In most of Jane Austen’s novels, it is the flighty, shallow, venal people who long for town amusements; thoughtful, feelingful people possess the internal resources to enjoy the quiet pleasures of the countryside.

I have to admit that I’m thinking more of the films than the actual novels, as I haven’t read a Jane Austen novel since I was sixteen.

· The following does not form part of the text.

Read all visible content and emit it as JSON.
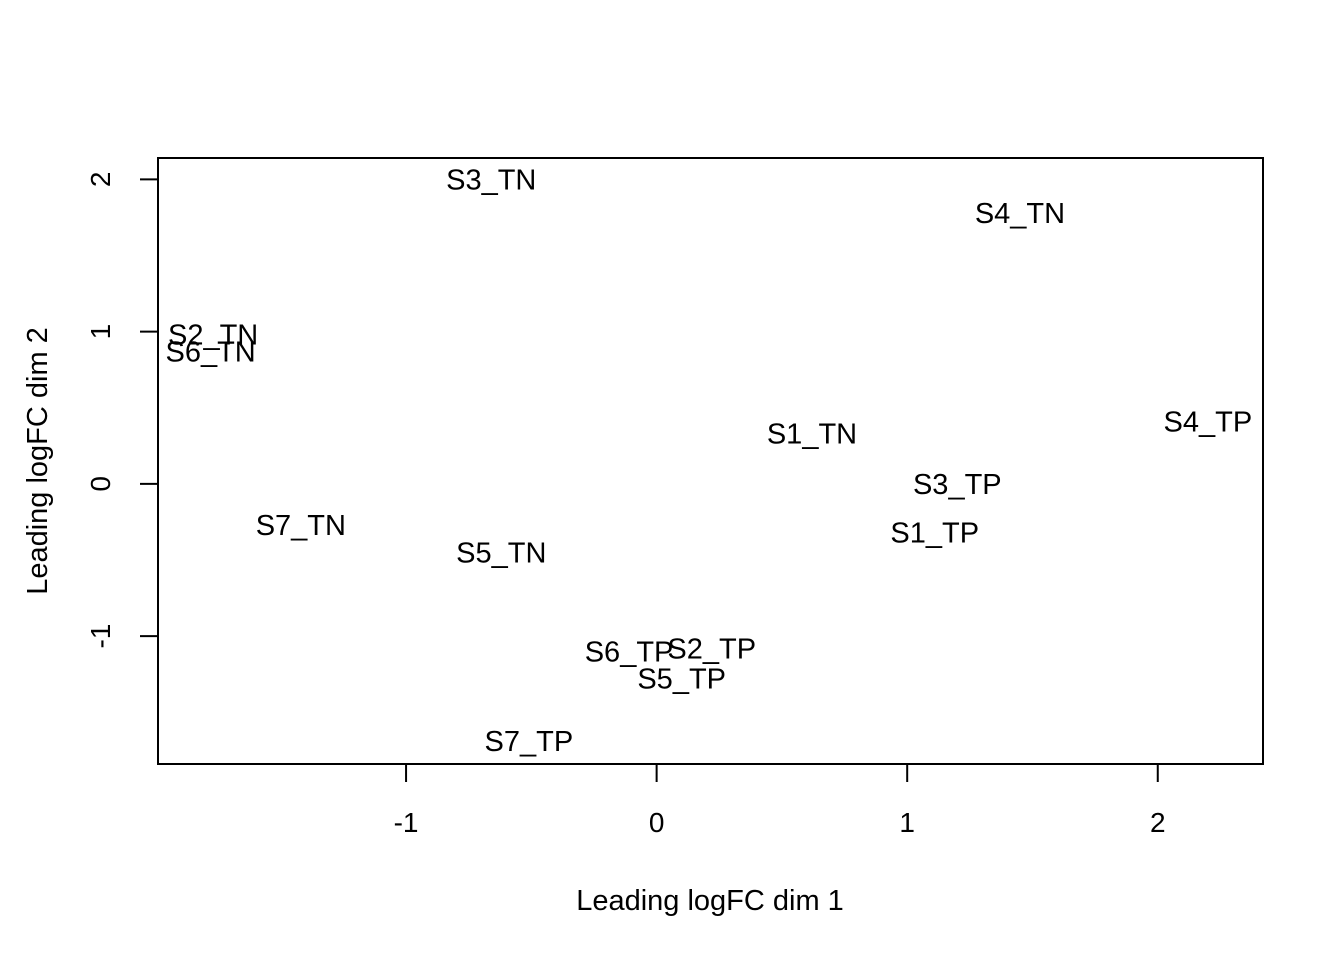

But I always mean to, especially right after I see some great BBC production with a firm-chinned actress charging resolutely through muddy vales in a soggy Empire-waisted gown.

But it’s one thing to admire the rolling green English downs while somebody photogenic stomps across them and another thing altogether to be confronted with the reality of being stuck in a house in the middle of the woods.

Of course, like most things you suspect you’ll grow to regret, it didn’t seem so bad at first.

“Well, what do you think, Abra?” Hunter threw an arm around my shoulders as we looked at our new home. Nestled between yellow and red maples, its path carpeted with a fragrant windfall of pine needles, the Barrow family house appeared suddenly as you turned the corner of the path, just like something out of a fairy tale. Ivy covered one wall. The rest of the house revealed itself in sections: the flaking dragon-scale ripple of roof; the lonely, steepled tower; the twin slitted attic windows that gazed down at the grim, willow-shrouded entrance. All along the north side of the house, which never got much sun, you could see damp, spongy sections of wood and the larger holes that announced the presence of small armies of vermin.

In bright October sunlight, it appeared to be no more than a ramshackle old mansion. But as I recalled from my previous visit, when winter arrived and shadows claimed it before four o’clock, it was a house straight out of one of my mother’s films.